Nur ganz kurz: Der Ablauf der Wahlen, auch der Präsidentschaftswahlen, ist Landes-, nicht Bundesrecht. Weshalb sich die einzelnen Staaten der USA darin sehr unterscheiden. Es gibt keine Personalausweise und keine Meldepflicht. Als Ersatz dafür dienen im Alltag Sozialversicherungsnummer und Führerschein. Wählerlisten, wie wir sie aus Deutschland kennen, sind daher gar nicht erstellbar. Und insbesondere demokratisch regierte Bundesstaaten handhaben die Überprüfung, ob jemand, der ins Wahllokal kommt, tatsächlich wahlberechtigt ist, sehr locker und verlangen teils nicht einmal die Vorlage eines der beiden oben erwähnten Dokumente, die zumindest die Staatsbürgerschaft belegen könnten.

Bei den Auseinandersetzungen um die Wahl 2020 ging es außerdem um den ungewöhnlich hohen Anteil von Briefwahlstimmen, der die Folge der Corona-Maßnahmen war (die ebenfalls von Bundesstaat zu Bundesstaat unterschiedlich waren). Briefwahlen sind, das ist Allgemeinwissen, leichter zu fälschen; unter anderem eben, weil es keine Kontrolle darüber gibt, wer nun tatsächlich den Stimmzettel ausgefüllt hat.

Das sind alles sehr reale Probleme, und es ist ebenfalls eine sehr reale Frage, ob nicht die acht Millionen Einwanderer im Verlauf der letzten Jahre gerade in den Bundesstaaten, die die Wahlberechtigung nicht genauer überprüfen, ein ihnen nicht zustehendes Gewicht haben.

Der "normale" Umgang mit diesen Fragen wäre, sie offen zu diskutieren. Die "normale" Berichterstattung darüber wäre, zu erwähnen, wo die kritischen Punkte liegen. Tatsächlich schreibt man in Deutschland lieber über Trumps "Lügen" und proklamiert entweder offen oder etwas subtiler die eigenen Wünsche mit hinein, gekoppelt mit einer (vor dem Hintergrund der realen Zensurpolitik der Biden-Regierung in den letzten Jahren unfreiwillig komischen) Dämonisierung von Trump, wie im Spiegel:

"Bei einer Rückkehr Trumps ins Weiße Haus befürchten viele seiner Kritiker, dass er die demokratische Grundordnung missachten und gegen seine politischen Gegner vorgehen könnte."

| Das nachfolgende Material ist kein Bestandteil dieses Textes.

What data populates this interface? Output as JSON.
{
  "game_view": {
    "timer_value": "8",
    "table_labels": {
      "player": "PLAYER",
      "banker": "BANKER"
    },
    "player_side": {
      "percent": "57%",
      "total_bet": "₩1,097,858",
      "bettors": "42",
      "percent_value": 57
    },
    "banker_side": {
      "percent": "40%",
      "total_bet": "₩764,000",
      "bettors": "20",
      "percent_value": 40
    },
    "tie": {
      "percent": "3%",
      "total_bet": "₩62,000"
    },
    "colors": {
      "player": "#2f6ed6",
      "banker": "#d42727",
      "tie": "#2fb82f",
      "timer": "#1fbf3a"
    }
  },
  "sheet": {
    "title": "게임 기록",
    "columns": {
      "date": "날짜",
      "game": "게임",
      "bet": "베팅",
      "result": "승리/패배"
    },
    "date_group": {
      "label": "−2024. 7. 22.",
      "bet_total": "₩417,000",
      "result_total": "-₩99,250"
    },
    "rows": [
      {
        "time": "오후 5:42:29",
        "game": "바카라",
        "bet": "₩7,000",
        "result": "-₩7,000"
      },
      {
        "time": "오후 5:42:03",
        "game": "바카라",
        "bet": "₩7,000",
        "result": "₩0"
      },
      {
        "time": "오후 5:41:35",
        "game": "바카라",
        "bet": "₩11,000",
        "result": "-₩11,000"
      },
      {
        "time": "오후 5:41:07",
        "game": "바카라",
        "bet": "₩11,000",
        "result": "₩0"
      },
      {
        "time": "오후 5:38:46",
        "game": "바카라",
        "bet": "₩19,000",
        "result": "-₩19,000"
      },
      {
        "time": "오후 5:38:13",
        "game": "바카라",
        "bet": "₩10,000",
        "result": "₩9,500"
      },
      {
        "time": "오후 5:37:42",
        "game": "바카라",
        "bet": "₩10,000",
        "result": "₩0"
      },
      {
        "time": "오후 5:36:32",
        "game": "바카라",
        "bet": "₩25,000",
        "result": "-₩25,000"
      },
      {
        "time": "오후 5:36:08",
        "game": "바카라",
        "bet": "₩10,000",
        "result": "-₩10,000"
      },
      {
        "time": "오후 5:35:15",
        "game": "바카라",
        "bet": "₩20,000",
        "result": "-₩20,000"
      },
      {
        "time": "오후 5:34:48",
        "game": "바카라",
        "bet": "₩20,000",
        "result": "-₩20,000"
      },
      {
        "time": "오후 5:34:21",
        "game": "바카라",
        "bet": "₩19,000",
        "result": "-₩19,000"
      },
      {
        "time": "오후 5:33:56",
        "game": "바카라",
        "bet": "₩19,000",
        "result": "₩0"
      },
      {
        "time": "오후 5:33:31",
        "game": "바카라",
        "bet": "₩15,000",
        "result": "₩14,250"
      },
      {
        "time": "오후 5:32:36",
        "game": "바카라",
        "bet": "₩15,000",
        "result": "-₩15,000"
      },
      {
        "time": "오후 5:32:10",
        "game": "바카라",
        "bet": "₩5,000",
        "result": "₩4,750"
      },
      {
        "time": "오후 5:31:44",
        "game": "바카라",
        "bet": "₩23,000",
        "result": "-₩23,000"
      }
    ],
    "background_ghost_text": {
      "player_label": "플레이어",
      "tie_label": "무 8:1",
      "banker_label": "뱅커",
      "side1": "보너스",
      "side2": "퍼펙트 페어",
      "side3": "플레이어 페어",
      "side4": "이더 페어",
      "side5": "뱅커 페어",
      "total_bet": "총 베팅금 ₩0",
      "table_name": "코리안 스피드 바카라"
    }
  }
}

Der unheimliche Unterton dabei ist jedoch, dass es ein wenig so wirkt, als wolle man das deutsche Publikum schon einmal vorab auf einen wirklichen Wahlbetrug einstimmen. Schließlich werden auch vorzugsweise für Harris günstige Umfragen zitiert. Gleichzeitig wird eine weitere Methode, Wahlprognosen zu treffen, die sich erstaunlich gut bewährt hat, nicht nur ignoriert, sondern bestenfalls noch selbst zur Manipulation erklärt ‒ in den Wettbüros stehen die Zeichen klar auf einen Wahlsieg von Donald Trump. Aber wie schrieb die FAZ darüber vor zwei Tagen?

"Das spiegelt nicht die Realität wider. Das liegt vielmehr an windigen Milliardären, Kryptowährungen – und mutmaßlich auch an Russland oder China."

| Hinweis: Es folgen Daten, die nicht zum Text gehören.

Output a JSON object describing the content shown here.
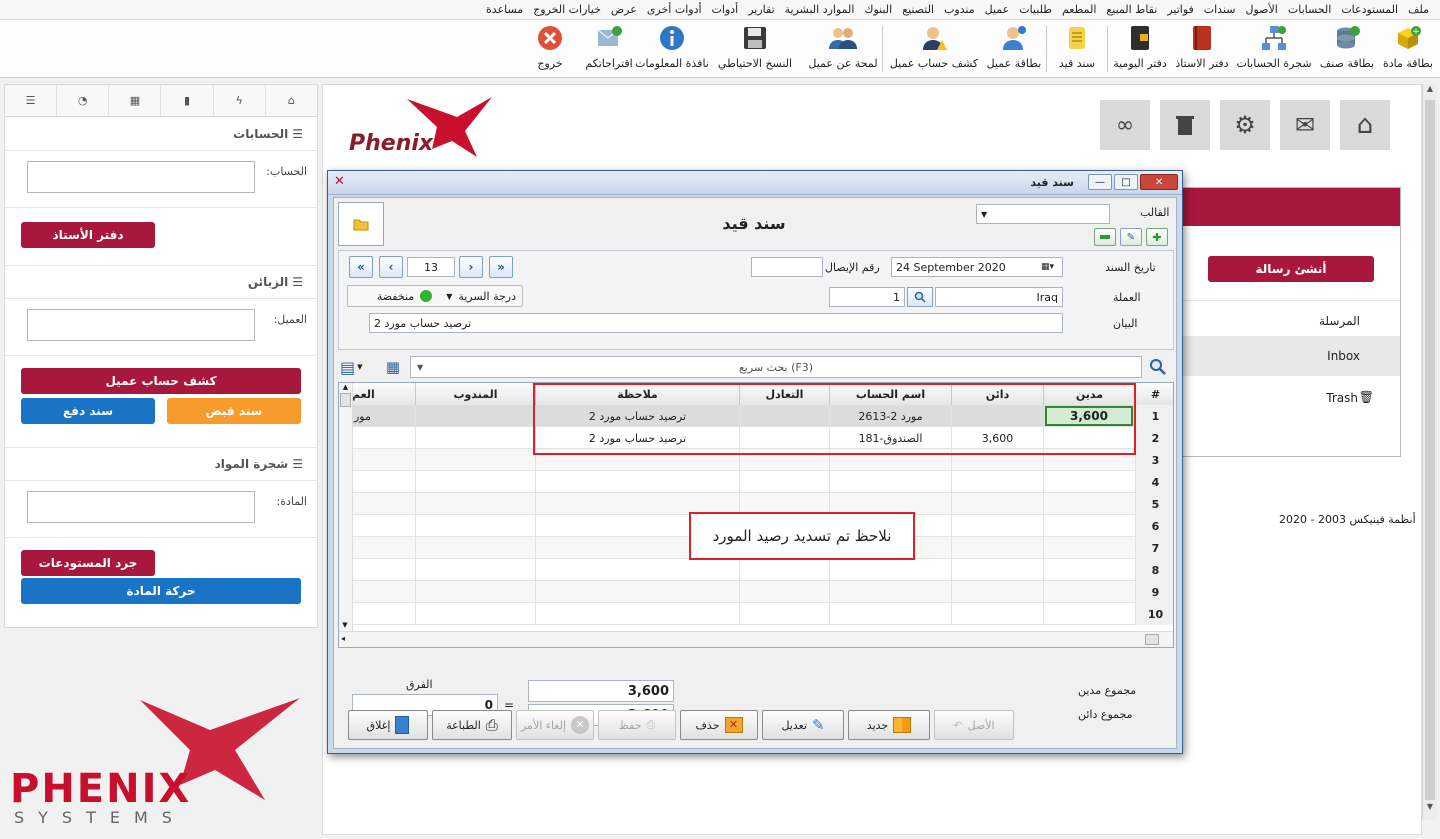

Letzten Endes ist jedoch die Frage, ob bei der Wahl wirklich betrogen wird oder nicht, viel weniger bedeutend als die Frage, ob die eine Seite es der anderen zutraut, zu betrügen. Und hier sind es die umfassende Informationskontrolle, die von den Harris unterstützenden Konzernen ausgeübt wird und die wahre Flut von Prozessen, mit denen Trump überzogen wurde, die selbst die Voraussetzungen dafür herstellen, dass die Anhänger von Trump der Gegenseite in diesen Wahlen schlicht jedes Verbrechen zutrauen. Die mangelnde Aufklärungsbereitschaft zu den Anschlagsversuchen auf Trump dürfte noch weiter dazu beigetragen haben. (Die Berliner Morgenpost jedenfalls titelte schon einmal "Droht den USA ein Bürgerkrieg?")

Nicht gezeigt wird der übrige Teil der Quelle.